А душу всё не продадим.
Вот эту вянущую душку—
За гривенник, копейку, грош.
Дороговато? — За полушку.
Бери бесплатно! — Не берёшь? (1,445).
Отчаяние от кажущейся бессмысленности жизни перерастает здесь в кощунство. Но вопреки самому себе как будто — поэт вновь и вновь возвращается к дорогим для себя проявлениям бытия:
Пускай царапают, смеются,
Я к этому привык давно.
Мне счастье поднеси на блюдце—
Я выброшу его в окно.
Стихи и звёзды остаются,
А остальное — всё равно!.. (1,449).
Двойственность, противоречивость — свойство поэзии и натуры Георгия Иванова. Но покажите поэта, особенно в XX веке, кто вне противоречий!
От самих противоречий своих, не только от реальности мира, — он хочет укрыться в грёзу, в сон. Впрочем, это тоже банальность: ещё со времён Кальдерона: утверждать, что жизнь есть сон. Не один Иванов варьирует эту мысль на разные лады, и не сама мысль поэтому, но её вариации становятся предметом его поэзии. Вариаций-то может быть несчётное количество, и истинный поэт в них всегда явит себя неповторимым в своём видении мира.
Иванов много пишет о сне как об освобождении, грезит о «сне золотом», но он же прозревает неизбежный ужас пробуждения.
Всё неизменно, и всё изменилось
В утреннем холоде странной свободы.
Долгие годы мне многое снилось,
Вот я проснулся — и где эти годы!
Вот я иду по осеннему полю,
Всё, как всегда, и другое, чем прежде:
Точно меня отпустили на волю
И отказали в последней надежде (1,320).
Эта мысль у поэта весьма устойчива.
Я жил как будто бы в тумане,
Я жил как будто бы во сне,
В мечтах, в трансцедентальном плане,
И вот пришлось проснуться мне.
Проснуться, чтоб увидеть ужас,
Чудовищность моей судьбы.
…О русском снеге, русской стуже…
Ах, если б, если б… да кабы… (1,555).
Прозрение, горькое прозрение: русские люди проспали свою русскую жизнь — спохватились, да поздно.
Мысли поэта о России — его любовь к России, переходящая в ненависть, которая есть лишь неудачная попытка избавиться от любви и которая рвёт сердце как любовь.
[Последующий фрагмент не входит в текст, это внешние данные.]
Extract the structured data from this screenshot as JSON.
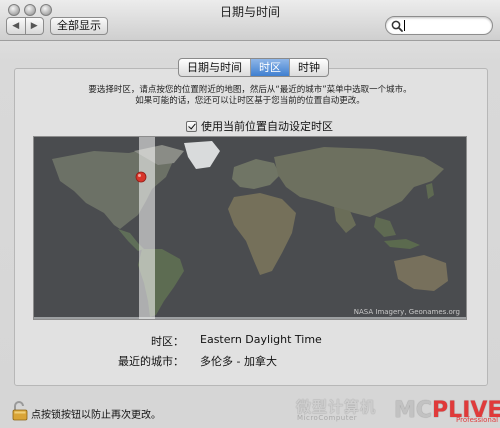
{
  "window": {
    "title": "日期与时间",
    "show_all_label": "全部显示",
    "back_arrow": "◀",
    "forward_arrow": "▶",
    "search_placeholder": ""
  },
  "tabs": [
    {
      "label": "日期与时间",
      "active": false
    },
    {
      "label": "时区",
      "active": true
    },
    {
      "label": "时钟",
      "active": false
    }
  ],
  "instructions": {
    "line1": "要选择时区，请点按您的位置附近的地图，然后从“最近的城市”菜单中选取一个城市。",
    "line2": "如果可能的话，您还可以让时区基于您当前的位置自动更改。"
  },
  "auto_timezone": {
    "label": "使用当前位置自动设定时区",
    "checked": true
  },
  "map": {
    "credit": "NASA Imagery, Geonames.org",
    "pin_color": "#d8352a"
  },
  "timezone": {
    "label": "时区：",
    "value": "Eastern Daylight Time"
  },
  "closest_city": {
    "label": "最近的城市：",
    "value": "多伦多 - 加拿大"
  },
  "lock": {
    "text": "点按锁按钮以防止再次更改。"
  },
  "watermark": {
    "cn": "微型计算机",
    "en": "MicroComputer",
    "logo_a": "MC",
    "logo_b": "PLIVE",
    "pro": "Professional"
  },
  "colors": {
    "tab_active": "#3f7fd0",
    "map_bg": "#4a4c4f"
  }
}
Мы знаем много стихотворных строк, несущих в себе чувство родины (образцами патриотической лирики называют их педанты-литературоведы), но и среди лучших не затеряется шедевр Георгия Иванова, издавшего свой кровавый стон, ставший выражением его нервущейся памяти об утраченном:
Что-то сбудется, что-то не сбудется.
Перемелется всё, позабудется…
Но останется эта вот, рыжая,
У заборной калитки трава.
…Если плещется где-то Нева,
Если к ней долетают слова—
Это вам говорю из Парижа я
То, что сам понимаю едва (1,319).
Это слишком невыносимо, чтобы постоянно ощущать в себе. Это хочется отринуть, выбросить из себя навсегда, порадоваться освобождению. Хочется оттолкнуть Россию, позабыть её, разувериться в ней. Её нет, не было, не будет.
Хорошо, что нет Царя.
Хорошо, что нет России.
Хорошо, что Бога нет.
Только жёлтая заря,
Только звёзды ледяные,
Только миллионы лет.
Хорошо — что никого,
Хорошо, что ничего,
Так черно и так мертво,
Что мертвее быть не может
И чернее не бывать,
Что никто нам не поможет
И не надо помогать (1,276).
И это уже крайняя степень самого чёрного отчаяния. Поэт хочет заглянуть в самую бездну, отвергая всё, на что можно опереться, с чем избыть тоску, — отринуть, отбросить, доходя до последней степени кощунства. Хочет — и не может. И это лишь усиливает его безысходность.
Россия счастие. Россия свет.
А, может быть, России вовсе нет.
И над Невой закат не догорал,
И Пушкин на снегу не умирал,
И нет ни Петербурга, ни Кремля—
Одни снега, снега, поля, поля…
Снега, снега, снега… А ночь долга,
И не растают никогда снега.
Снега, снега, снега… А ночь темна,
И никогда не кончится она.
Россия тишина. Россия прах.
А, может быть, Россия — только страх.
Верёвка, пуля, ледяная тьма
И музыка, сводящая с ума.
Верёвка, пуля, каторжный рассвет
Над тем, чему названья в мире нет (1,299).
В сознании человека жизнь может быть обессмыслена неотвратимостью смерти. Если смерть неизбежна — в жизни ожидает всякого лишь конечное поражение.